As at the end of 2020, KPREIT property occupancy was 51% from Jamaica, 41% from the Cayman Islands, and 8% from the USA. Of the total occupancy, 4% is retail, 10% residential, 36% warehouse & industry and 50% are offices, with the largest income earned from office space of $19.67 million, followed by warehouse and industry earning $14.19 million. “We are 100% occupied in all of the properties in every jurisdiction and I believe that is a great achievement. Also, collections have been good in all jurisdictions,” noted Mr. Richards.
Mr. Richards then stated that the performance of the company is highly dependent on macroeconomics factors, he predicts that the USA and Cayman Islands are likely to recover faster than Jamaica, therefore investment focus will shift to those jurisdictions. KPREIT concluded that the top real estate market trends are;
- Demand for logistics and data centers, warehousing, and self-storage being driven by the rise in e-commerce and the pandemic.
- Growth in co-working spaces.
- A return to multi-family residential properties.
- Continues shift in migration patterns to low-cost US states.
- Construction of more low to mid-rise properties in the region for office and residential purposes.

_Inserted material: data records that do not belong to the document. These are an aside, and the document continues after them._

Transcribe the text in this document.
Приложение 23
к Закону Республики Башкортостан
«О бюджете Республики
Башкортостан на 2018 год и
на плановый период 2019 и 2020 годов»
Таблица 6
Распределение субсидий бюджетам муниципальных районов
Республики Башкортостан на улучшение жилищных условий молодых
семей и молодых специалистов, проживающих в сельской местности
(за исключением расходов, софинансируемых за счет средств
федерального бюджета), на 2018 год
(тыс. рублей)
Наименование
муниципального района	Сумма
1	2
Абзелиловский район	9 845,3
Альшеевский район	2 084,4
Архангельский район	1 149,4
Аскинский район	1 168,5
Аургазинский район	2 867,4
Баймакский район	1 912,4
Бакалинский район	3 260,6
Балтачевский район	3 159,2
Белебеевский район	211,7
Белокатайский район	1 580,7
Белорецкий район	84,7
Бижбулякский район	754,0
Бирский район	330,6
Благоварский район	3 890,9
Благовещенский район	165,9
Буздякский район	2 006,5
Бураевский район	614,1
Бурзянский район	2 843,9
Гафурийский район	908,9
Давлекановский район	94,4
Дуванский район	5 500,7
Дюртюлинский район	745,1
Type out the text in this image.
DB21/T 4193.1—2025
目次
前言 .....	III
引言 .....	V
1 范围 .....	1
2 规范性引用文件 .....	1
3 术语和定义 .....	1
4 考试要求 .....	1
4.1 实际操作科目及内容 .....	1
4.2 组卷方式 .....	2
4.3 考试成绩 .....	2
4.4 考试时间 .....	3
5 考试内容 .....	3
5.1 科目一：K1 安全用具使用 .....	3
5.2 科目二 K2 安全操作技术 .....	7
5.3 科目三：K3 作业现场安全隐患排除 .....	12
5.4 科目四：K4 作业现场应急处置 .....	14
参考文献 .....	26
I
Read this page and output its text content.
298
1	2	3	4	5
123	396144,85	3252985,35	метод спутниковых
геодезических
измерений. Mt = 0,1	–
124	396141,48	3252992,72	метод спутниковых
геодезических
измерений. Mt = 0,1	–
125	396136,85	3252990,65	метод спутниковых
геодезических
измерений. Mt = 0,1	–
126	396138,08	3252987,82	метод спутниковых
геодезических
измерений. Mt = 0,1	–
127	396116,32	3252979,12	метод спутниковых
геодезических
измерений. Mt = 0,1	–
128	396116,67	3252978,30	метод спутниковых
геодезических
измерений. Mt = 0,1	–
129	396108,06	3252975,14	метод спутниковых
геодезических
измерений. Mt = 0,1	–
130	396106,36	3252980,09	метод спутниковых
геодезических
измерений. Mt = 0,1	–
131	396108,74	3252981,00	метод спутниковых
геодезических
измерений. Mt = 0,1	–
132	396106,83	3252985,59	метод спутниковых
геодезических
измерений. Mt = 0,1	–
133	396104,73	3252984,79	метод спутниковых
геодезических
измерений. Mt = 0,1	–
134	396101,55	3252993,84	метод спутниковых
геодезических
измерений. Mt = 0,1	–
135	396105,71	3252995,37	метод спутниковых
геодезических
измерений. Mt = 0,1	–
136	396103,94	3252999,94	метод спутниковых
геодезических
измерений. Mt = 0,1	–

- Increased demand for multi-purpose properties (offices & warehouse combo)
- Greater Concern for the environment and sustainable live and workspaces.
Notably, “We are planning several things currently, this includes acquiring a multi-family property in the USA in short order and increase property holdings in Jamaica for warehousing & logistics, and mixed-use spaces. The key for our growth is acquiring bigger properties through joint ventures,” as per Mr. Richards. KPREIT Strategy Execution is as follows;
- Conventional Investment
- Deal Syndication and Joint Ventures
- Green Certification
- Ground-up Development
- Geographical Diversification
- Digital Evolution
Furthermore, Mr. Richards noted the plans for the Company going forward include;
- Pursue opportunities in commercial real estate space focusing on value-added industrial and multi-purpose properties.
- Large scale warehouses & logistics centres multi-purpose and flex-space properties.
- Acquire stakes in companies operating in the captioned space. (Minimum 20% stake)
- Roll out a new digital platform for greater engagement with stakeholders.
- Continue fundraising efforts.
“Going forward we are making a slight shift to Opportunistic/ Greenfield projects, this is ground-up projects. We always wanted to do ground-up development but were waiting on the right partners. The first movement towards that goal was the purchase of the property on 7 Dumfries Road in New Kingston in the first quarter of 2021,” as noted by Mr. Richards. Also, as indicated by the CEO, “the shift would change KPEIT investment portfolio to 65% value- added (currently 43%), 20% core/ stabilized (currently 57%) and 15% opportunistic/greenfield projects (currently 0%).”